1958 Ekim ayında yurda dönüp, yeni açılmış bulunan Tatbiki Güzel Sanatlar Yüksek Okulu’nda öğreticiliğe başladım.
Bir özgün baskı resim atölyesi kurmayı görev edindim.
En kolay uygulayacağımız teknik yüksek oyma-basma tekniğiydi.
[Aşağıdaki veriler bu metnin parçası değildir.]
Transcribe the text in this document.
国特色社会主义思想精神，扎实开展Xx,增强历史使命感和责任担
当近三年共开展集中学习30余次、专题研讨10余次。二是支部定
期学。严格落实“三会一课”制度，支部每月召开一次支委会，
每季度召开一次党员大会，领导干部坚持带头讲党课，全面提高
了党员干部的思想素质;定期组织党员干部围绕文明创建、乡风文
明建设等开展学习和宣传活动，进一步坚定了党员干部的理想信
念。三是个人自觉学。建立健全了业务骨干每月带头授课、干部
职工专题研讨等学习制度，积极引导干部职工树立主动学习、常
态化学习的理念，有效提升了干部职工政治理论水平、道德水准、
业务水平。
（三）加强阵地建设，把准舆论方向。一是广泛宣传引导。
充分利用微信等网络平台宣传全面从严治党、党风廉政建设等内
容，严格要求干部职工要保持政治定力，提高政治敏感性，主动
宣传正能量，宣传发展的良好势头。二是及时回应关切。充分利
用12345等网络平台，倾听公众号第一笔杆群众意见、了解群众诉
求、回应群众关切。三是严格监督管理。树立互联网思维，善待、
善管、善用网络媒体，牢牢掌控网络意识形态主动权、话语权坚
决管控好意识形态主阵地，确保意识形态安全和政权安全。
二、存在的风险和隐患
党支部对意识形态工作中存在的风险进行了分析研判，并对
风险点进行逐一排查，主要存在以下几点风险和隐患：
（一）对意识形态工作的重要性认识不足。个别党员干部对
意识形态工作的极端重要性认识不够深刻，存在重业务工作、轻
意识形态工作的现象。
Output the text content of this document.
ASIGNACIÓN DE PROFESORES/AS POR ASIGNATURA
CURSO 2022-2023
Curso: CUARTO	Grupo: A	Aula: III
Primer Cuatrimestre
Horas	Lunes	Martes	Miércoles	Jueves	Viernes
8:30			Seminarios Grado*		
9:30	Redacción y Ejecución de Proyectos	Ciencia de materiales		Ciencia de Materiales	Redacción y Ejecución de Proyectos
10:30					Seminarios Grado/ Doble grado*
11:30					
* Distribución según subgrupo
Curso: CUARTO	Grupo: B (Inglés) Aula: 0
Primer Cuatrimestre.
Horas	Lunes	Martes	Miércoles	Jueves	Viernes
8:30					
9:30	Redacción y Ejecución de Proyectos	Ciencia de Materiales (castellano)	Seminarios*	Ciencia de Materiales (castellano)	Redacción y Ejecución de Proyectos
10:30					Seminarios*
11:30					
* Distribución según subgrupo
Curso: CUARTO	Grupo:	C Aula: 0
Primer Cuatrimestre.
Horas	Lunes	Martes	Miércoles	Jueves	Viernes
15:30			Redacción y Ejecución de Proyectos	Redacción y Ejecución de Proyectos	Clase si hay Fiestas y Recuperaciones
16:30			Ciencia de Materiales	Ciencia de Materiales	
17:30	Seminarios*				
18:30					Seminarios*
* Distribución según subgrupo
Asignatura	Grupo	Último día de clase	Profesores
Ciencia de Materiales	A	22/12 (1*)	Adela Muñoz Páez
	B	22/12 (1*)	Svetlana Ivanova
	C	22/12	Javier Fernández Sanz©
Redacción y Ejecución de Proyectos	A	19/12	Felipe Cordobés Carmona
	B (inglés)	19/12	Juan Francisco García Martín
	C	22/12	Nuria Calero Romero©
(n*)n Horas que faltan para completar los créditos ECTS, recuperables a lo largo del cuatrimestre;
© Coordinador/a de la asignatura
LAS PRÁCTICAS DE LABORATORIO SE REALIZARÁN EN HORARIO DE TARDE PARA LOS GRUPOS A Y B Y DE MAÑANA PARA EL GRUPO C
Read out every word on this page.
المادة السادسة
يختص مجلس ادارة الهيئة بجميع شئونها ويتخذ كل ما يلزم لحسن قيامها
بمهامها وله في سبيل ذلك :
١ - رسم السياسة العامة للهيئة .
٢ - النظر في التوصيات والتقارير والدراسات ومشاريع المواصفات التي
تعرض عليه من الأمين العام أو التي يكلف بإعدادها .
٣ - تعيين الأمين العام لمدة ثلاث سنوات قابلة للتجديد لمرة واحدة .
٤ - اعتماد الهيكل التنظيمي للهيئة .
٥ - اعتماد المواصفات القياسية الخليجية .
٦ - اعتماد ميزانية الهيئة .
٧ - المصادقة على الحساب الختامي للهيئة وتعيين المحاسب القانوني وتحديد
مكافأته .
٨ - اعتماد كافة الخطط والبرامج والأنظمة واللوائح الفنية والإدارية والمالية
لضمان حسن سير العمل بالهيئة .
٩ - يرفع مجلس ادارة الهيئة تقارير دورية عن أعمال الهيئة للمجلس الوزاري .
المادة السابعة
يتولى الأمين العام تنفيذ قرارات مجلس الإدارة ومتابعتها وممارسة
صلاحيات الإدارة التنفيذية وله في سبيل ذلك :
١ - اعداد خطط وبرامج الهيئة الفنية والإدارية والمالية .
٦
Özel prese gerek yoktu.
İşte o yıllarda yüksek oyma basma çalışmalarım yoğunlaştı. Giysileri azaltarak başladığım yalınlaşmayı, siyah-beyaz şekillerin yanına bir veya iki renk katarak ögesel açıdan zenginleştirme araştırmalarına girdim.
Tahta ve linol kalıplar oyarak 1960’lı yıllarda yaptığım baskı resimlerde yakaladığım yalın ve simgeci anlatım, figürlerime ve onların kurgularına anıtsal bir etki kazandırıyordu.
Kendisi de ressam olan Alman olan arkadaşım bu anıtsallığa işaret ederek bunları duvar boyutlarında yapmamı önermişti.
1969 yılında yaptığım bu etkide , 50x64cm. boyutunda bir tahta baskı resmimi Marmara Adası’nda ki evimin duvarına 2,5x2,5m. Boyutunda mozaik tekniği ile aktardık.
Bu uygulama baskı resimde ki anıtsal ( bir bakıma mimari) etkinin kanıtı oldu.
1980’li yılların sonunda renkli bir tahta baskı resmimde iki metre boyunda bir kilim dokuttum. Duvara asılan bu kilim, pek çok baskı resmimin, duvar boyutlarına büyüdüğünde bu etkilerinin artacağını gösterdi.
1970’li yıllarda ve sonraları yaptığım yüksek oyma basmalarda kalıp olarak daha çok tahta kullandım. Figürlerin şekil ve simge olarak yalınlaşması artarken renk öğesi çoğaldı ve kurgular yeni denemelere yöneldi.
Bizans ve Roma mozaiklerinde , ikonlarda, Türk halı ve kilimlerinde görülen simetrik kurgulardan, ‘’pencerede veya kapı da duruş’’ dediğim sahnelemelerde simgeci anlatımı yoğunlaştıran veya zenginleştiren denemeler yaptım.
Bu tutumum aynı aynı yıllarda yaptığım taş basmalarımda da görülür.
Teknik ve malzeme gereği küçük boyutlarda ki baskı resimlerimin yüzlercesi duvar resmi boyutlarına uygulanabilirdi. Ancak devletten veya kişilerden böyle bir istek gelmedi.
Tüm yüksek baskı resimlerimde şekil, renk gibi görsel ögelerin olanaklarından yararlandığım, bu arada özgün bir anlatım yakalayıp geliştirdiğim, simgelere dönüşen figürlerimle yöresellik özelliklerine evrensel düzey kazandırdığım görülebilir.
Almanya’da ki öğrenciliğim yıllarında siyah beyaz baskılarımı sürekli Varlık Dergisi’ne ve bazı kitaplarda basardı.
Varlık Dergisi’nde yayınlanan bu resimlerim Türkiye’de ismimin bellenmesine ve siyah beyaz özgün baskı resimlerimin sevilmesine katkıda bulundular.
1960 sonrası yıllarda sergilediğim renkli oyma basma resimlerimin, ressamlarımızın bu tekniğe ilgilerinin arttığını sanıyorum. Özellikle Devlet Resim ve
Heykel Sergileri’ n de pentürün yanı sıra, özgün baskı resimlerime yer verilmesiyle, Türkiye adına yurt dışında ki uluslararası sergilere gönderilmem ve çağrılmalarım da 1960’lı yıllarda başladı.